Tuesday, February 17, 2015

Adding moral insult to moral injury

Frontispiece by John Payne, from The Mirrour Which Flatters Not. Dedicated to their Maiesties of Great Britaine, by Le Sieur de la Serre, Historiographer of France. Enriched with faire Figures (1639), a collection of poems by Jean Puget de La Serre, translated into English by Thomas Carey, via The Memory Cathedral.
Shorter David Brooks, "The Moral Injury", New York Times, February 17 2015:
I have no idea what those unfortunate veterans were getting up to in Iraq and Afghanistan, but it must have been pretty awful, because a pervasive feature of PTSD is the feeling of guilt. Our decadent culture offers the morally tainted sufferers a "thank you for your service" and therapy, but what we should really be giving them is a moral reckoning (merciful, of course), rigorous philosophical autobiography, and nuanced judgment.
Oh, that Brooksian ruling-class "we"!

You know who could really use a rigorous philosophical autobiography? The people who eagerly sent our soldiers and sailors and marines into moral harm's way, and the journalistic cheerleading squad that whooped them forward, including, obviously, Mr. David Brooks. The veterans are already hurting like hell, they don't need any further chastening (that includes, if any Brooks fans in the White House need to know, drone operators thousands of miles away from where the bombs drop). Also, they were "obeying orders" as the saying goes.

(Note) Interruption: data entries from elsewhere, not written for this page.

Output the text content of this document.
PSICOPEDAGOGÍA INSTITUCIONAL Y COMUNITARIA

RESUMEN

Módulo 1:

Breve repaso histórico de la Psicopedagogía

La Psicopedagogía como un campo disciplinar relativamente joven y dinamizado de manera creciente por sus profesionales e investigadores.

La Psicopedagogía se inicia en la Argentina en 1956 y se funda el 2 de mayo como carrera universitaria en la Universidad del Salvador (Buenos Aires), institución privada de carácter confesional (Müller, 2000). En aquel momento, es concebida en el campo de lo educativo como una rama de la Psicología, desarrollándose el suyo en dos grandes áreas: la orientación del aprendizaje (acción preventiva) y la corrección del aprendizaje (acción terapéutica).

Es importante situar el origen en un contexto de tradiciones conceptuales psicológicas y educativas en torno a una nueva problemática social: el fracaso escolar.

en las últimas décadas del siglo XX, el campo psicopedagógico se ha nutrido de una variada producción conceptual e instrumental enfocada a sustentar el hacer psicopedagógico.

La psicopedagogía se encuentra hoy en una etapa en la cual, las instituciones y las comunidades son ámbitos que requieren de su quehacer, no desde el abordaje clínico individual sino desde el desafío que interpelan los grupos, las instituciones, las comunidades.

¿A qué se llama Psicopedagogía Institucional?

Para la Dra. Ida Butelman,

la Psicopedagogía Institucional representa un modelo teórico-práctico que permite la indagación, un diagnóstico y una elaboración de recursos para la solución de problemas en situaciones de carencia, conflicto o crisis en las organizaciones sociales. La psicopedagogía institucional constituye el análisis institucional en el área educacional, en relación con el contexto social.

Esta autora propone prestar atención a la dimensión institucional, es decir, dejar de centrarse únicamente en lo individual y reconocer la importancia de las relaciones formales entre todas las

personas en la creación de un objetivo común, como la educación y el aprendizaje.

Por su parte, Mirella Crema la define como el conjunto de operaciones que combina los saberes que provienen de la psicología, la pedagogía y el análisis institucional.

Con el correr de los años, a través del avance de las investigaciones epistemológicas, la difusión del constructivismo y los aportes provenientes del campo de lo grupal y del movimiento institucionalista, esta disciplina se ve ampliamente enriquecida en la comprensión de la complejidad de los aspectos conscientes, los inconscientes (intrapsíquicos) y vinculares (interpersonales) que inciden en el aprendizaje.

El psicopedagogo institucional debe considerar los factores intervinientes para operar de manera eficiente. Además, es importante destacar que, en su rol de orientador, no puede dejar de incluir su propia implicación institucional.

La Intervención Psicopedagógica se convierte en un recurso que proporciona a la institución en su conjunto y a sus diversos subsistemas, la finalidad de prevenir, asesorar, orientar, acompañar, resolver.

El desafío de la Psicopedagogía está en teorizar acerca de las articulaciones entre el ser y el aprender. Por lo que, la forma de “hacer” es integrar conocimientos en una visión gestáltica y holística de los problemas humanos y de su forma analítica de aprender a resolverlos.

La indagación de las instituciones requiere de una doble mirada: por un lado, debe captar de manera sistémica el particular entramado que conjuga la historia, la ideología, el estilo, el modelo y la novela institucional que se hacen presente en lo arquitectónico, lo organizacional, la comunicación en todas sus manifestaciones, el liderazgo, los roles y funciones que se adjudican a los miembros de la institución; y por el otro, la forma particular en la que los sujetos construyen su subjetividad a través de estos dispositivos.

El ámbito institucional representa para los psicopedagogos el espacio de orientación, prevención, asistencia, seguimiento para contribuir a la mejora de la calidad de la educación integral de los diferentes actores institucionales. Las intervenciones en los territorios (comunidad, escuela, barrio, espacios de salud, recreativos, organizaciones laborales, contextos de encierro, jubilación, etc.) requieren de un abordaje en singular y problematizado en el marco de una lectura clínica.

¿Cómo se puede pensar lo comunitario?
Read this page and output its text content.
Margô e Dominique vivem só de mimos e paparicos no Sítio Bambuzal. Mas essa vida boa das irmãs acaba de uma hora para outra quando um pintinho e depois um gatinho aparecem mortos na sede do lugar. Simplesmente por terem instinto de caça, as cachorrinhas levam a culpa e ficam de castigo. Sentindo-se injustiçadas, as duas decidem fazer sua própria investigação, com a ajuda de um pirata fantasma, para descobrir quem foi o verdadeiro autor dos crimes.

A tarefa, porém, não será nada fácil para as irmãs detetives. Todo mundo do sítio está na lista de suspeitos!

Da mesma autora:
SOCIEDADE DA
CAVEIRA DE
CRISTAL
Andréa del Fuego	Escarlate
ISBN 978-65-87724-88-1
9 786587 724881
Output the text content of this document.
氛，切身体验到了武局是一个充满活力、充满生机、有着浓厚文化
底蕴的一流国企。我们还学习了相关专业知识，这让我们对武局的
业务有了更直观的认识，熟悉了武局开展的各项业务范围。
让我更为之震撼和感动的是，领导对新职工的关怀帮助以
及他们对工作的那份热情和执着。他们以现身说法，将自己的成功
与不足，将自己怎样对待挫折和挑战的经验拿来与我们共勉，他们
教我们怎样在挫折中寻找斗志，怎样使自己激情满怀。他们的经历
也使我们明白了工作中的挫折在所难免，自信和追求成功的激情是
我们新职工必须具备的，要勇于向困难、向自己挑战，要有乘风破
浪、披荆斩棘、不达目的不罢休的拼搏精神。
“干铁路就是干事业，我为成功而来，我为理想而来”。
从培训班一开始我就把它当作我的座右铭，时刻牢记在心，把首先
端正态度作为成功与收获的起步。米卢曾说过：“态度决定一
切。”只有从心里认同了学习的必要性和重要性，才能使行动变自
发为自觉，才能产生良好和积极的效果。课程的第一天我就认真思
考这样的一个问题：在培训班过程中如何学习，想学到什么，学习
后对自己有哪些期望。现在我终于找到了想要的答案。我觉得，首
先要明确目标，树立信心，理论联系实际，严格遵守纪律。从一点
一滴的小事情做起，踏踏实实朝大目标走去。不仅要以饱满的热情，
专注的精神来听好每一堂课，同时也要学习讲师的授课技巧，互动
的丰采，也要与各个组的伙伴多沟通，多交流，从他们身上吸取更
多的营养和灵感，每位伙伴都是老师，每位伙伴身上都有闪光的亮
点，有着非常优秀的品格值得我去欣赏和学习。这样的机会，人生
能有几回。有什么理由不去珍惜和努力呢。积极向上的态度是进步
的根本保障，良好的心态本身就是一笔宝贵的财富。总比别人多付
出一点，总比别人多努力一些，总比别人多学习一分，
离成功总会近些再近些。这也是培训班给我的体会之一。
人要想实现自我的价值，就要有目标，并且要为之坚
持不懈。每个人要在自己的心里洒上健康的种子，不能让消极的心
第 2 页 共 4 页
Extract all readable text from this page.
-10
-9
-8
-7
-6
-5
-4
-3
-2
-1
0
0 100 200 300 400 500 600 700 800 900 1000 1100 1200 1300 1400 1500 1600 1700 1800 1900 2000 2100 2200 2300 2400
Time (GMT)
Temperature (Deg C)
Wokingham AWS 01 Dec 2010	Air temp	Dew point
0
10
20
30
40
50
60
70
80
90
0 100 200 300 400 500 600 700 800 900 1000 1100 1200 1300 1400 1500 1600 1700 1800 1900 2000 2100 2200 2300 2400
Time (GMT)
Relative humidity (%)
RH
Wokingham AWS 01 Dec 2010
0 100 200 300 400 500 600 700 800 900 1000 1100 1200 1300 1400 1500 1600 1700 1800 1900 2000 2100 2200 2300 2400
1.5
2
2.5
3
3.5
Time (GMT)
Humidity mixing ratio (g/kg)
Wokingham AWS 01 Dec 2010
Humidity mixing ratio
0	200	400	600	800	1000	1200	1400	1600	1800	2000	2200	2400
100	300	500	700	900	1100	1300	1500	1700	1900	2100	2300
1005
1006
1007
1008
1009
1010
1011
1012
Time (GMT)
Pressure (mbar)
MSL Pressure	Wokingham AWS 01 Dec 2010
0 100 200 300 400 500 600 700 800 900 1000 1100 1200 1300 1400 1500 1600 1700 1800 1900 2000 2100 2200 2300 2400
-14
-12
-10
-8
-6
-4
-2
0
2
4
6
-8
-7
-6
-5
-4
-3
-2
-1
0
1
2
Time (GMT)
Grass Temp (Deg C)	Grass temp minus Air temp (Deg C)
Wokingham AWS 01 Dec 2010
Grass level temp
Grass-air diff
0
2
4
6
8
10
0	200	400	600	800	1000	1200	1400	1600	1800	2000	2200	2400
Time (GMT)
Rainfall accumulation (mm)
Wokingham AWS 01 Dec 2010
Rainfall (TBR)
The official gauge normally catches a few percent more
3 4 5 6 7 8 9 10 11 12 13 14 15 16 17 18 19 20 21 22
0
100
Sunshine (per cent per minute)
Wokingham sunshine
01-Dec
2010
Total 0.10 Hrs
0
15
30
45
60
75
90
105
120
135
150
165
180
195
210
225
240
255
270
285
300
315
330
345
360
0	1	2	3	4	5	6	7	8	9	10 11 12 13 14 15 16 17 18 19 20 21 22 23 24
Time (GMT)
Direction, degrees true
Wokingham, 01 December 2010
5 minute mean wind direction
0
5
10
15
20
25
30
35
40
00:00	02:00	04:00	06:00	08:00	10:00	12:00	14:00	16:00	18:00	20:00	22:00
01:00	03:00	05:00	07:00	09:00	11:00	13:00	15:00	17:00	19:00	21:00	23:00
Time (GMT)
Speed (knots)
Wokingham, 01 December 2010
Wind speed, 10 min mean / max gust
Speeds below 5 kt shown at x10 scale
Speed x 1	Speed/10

Where are the autobiographies of those who gave the orders? Not exactly rigorous. Brooks himself, of course, was telling us just a year ago, as it happens, about how periodical essayists should not be wallowing in their personal experience and devoting their time to self-analysis like the "liberal" Michel de Montaigne but look outwards to inflict their judgments on others, like the fictional conservative Dr. Johnson he invented for the piece, being as usual too lazy to determine the real Johnson's views.

I just saw something fascinating, on the subject of drone pilots suffering from PTSD, from Robbie Gonzalez at io9 and referencing an article of October 2013 by Michael Powell for GQ:
(Chillingly, to mitigate these effects, researchers have proposed creating a Siri-like user interface, a virtual copilot that anthropomorphizes the drone and lets crews shunt off the blame for whatever happens. Siri, have those people killed.)
Physical distance, you see, doesn't insulate people from the guilt of murder, but hierarchical distance does: if you can imagine that somebody else is killing your victims for you, you don't feel so bad. That's why the officers are calmer than the grunts and the Secretary of Defense is infinitely calmer than the officers. Who, me? I'm just firing paper snowflakes around the office and angling for more attention from the president.

PTSD sufferers really don't need to suffer any more than they're already suffering; they need to suffer less. They need the therapy that our defense establishment seems to have so much trouble providing for them. It's those people who don't feel any guilt that need to take a "rigorous" look in the mirror, the deciderers and the elected bloviators and Keyboard Kommandos, at a still further remove from immediate responsibility, who urged them on to supervise more and ever more killing, and still in some cases are, Senators Graham and McCain. (Brooksy really loves him that word "rigorous" some, I don't know why, a magic charm perhaps against perceiving his own astounding moral and intellectual flabbiness and refusal to practice any kind of self-criticism at all.)

Update: Driftglass worries eloquently about Brooks's apparent suffering from Post-Iraq Memory Pandemic (PIMP). Thank him for his service!